I enter the tower. I am not surprised to find Quirinus in the great vault. For a moment, I wonder if he has been guarding the statue during the entire battle, but then I see that I do him an injustice. He has been in the thick of the fighting. He is covered in blood. His armour is disfigured by gouges and burns. The tabard hangs in tatters. His purity seals are intact, but their scrolls are so begrimed and torn that they resemble ragged bandages. He stands before the statue, legs apart and braced, crozius at the ready. His helmet is lowered, as if he were a grox making ready to charge. ‘I saw you coming, Chief Librarian,’ he says.

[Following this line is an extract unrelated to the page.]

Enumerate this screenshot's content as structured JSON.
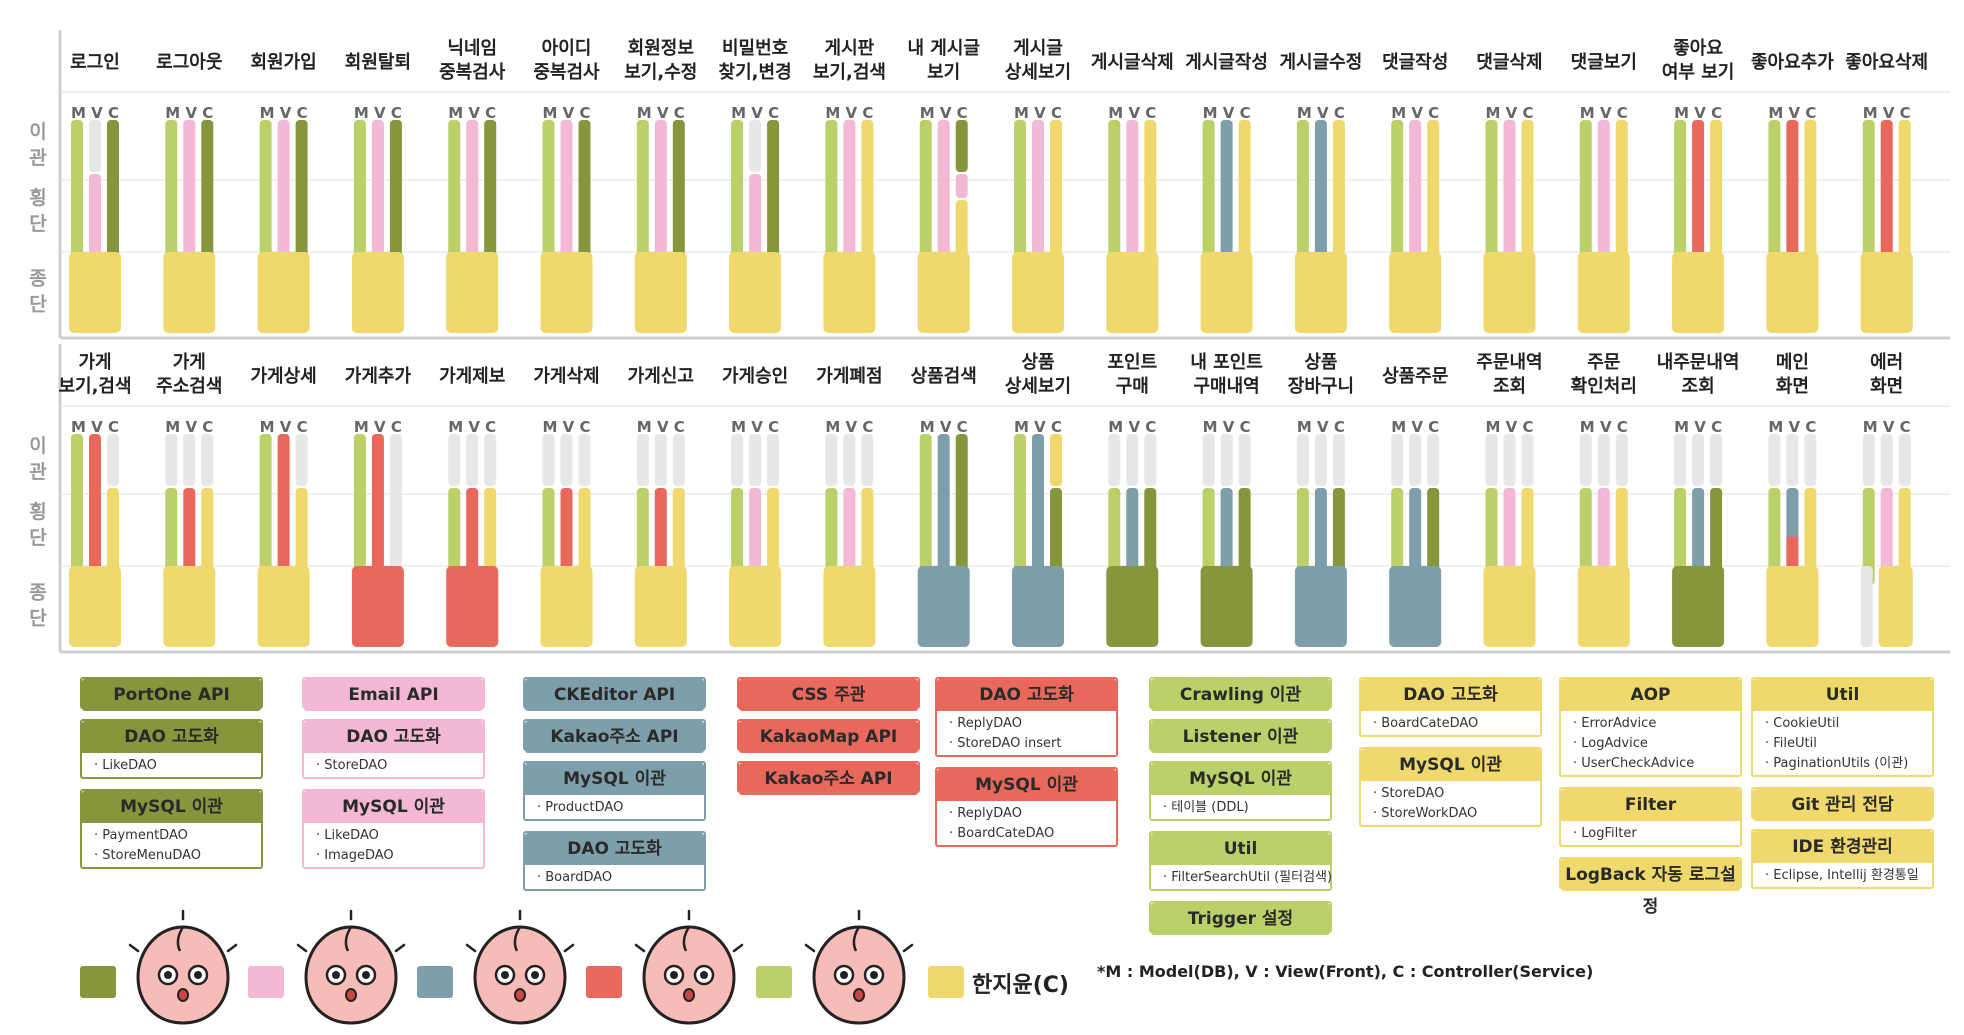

So. For once, Quirinus and I are of a like mind. What will transpire in this vast chamber is more important than the battles beyond the tower. ‘And do you see what I have come for?’ I ask him. He must have. The vault is filled with blinding light. Its source is the statue.
‘I do.’ His tone is reverent.
He sees only what he wishes to see. He witnesses light from a statue, and feels holy awe. He is blind. Sanguinius is brilliant. It is difficult to look at him without squinting. That light, though, has nothing sacred about it. It is sharp, fanged, and eager. It is the foul companion of the darkness rising from the spire. It is the light of a supernova, the burning, enormous illumination that means destruction. All of the gathered warp energy has come to this point. It is the key to the endgame, our very personal doom, and Quirinus will defend it to the last.